Rewrite the integrand as follows.
#int xsqrt(4x-x^2) "d"x = int xsqrt(4-(x-2)^2)"d"x#.
Denote the required integral #int xsqrt(4x-x^2) "d"x# by #I#. Make the substitution #u=x-2#. Then #I# is transformed to,
#I = int (u+2) sqrt(4-u^2) "d"u#.
#I = int usqrt(4-u^2) "d"u + 2int sqrt(4-u^2) "d"u#.
A good general integration result to be aware of is, for #n != -1#,
#int p'(x) [p(x)]^(n) "d"x = ([p(x)]^(n+1))/(n+1)+C#.
This can be easily verified by differentiating the LHS.
This can help us solve the first integral #int usqrt(4-u^2) "d"u# as picking #4-u^2=p(x)# gives #p'(x)=-2u#. We conclude, #int u(4-u^2)^(1/2) "d"u = -1/3 (4-u^2)^(3/2) + C#. Then,
#I = -1/3 (4-u^2)^(3/2) + 2intsqrt(4-u^2) "d"u#.

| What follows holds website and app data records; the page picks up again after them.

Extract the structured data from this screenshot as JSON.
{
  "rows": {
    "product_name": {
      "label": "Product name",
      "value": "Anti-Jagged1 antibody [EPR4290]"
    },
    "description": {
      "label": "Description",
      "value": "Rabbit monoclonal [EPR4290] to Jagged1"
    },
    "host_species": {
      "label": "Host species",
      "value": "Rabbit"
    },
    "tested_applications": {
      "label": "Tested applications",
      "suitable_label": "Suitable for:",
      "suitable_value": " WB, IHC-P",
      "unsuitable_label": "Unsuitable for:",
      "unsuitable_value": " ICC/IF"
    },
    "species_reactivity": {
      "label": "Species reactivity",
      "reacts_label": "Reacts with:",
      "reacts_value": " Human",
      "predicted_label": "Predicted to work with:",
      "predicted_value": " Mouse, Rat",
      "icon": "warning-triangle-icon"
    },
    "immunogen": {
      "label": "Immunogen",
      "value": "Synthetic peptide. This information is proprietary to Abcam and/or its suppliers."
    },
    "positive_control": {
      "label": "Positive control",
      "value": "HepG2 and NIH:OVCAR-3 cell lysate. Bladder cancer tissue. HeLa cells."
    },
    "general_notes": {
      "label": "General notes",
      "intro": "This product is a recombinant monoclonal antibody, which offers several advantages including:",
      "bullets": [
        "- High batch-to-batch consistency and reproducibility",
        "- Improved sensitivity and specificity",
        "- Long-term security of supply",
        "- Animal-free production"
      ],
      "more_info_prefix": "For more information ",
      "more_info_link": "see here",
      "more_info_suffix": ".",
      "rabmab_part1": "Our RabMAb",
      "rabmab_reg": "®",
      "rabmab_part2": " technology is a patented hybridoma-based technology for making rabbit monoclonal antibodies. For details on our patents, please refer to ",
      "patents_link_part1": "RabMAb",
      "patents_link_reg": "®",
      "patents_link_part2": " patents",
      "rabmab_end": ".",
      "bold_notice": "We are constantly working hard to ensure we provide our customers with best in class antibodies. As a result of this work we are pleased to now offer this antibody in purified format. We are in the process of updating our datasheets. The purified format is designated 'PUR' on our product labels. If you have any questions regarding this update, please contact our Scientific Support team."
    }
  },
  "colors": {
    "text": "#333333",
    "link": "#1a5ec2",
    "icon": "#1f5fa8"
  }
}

Denote #J=int sqrt(4-u^2) "d"u#. Make the substitution #u=2sin(theta)#. Then #"d"u = 2cos(theta) "d"theta#. #J# is transformed to,
#J = 2int sqrt(4(1-sin^2(theta)))cos(theta) "d"theta#.
The trigonometric identity #cos^2(theta)+sin^2(theta)=1# gives #sqrt(1-sin^2(theta))=cos^2(theta)#.
#J = 4 int cos^2(theta) "d"theta#.
The double angle identity #cos(2theta) = 2cos^2(theta)-1# gives #cos^2(theta)=1/2(1+cos(2theta))#. Then,
#J = 2 int 1+cos(2theta) "d"theta#
#J = 2theta + sin(2theta) + C#
#J = 2theta + 2sin(theta)cos(theta) + C#
#J = 2theta + 2sin(theta)sqrt(1-sin^2(theta))+C#.
Then #u=2sin(theta)# gives #theta = "arcsin"(u/2)#.
Then,
#J = 2"arcsin"(u/2) + usqrt(1-u^2/4)+C#
#J = 2"arcsin"(u/2) + u/2sqrt(4-u^2)+C#
We conclude,
#I = 4arcsin(u/2) + usqrt(4-u^2) - 1/3(4-u^2)^(3/2) + C#.
#I = 4arcsin(u/2) + 1/3(u^2+3u-4)sqrt(4-u^2) + C#.
Then #u=x-2#. #u^2=x^2-4x+4#. Gives #u^2+3u-4=x^2-x-6#.
Then,
#I = 2arcsin((x-2)/2) + 1/3 (x^2-x-6) sqrt(4x-x^2) + C#.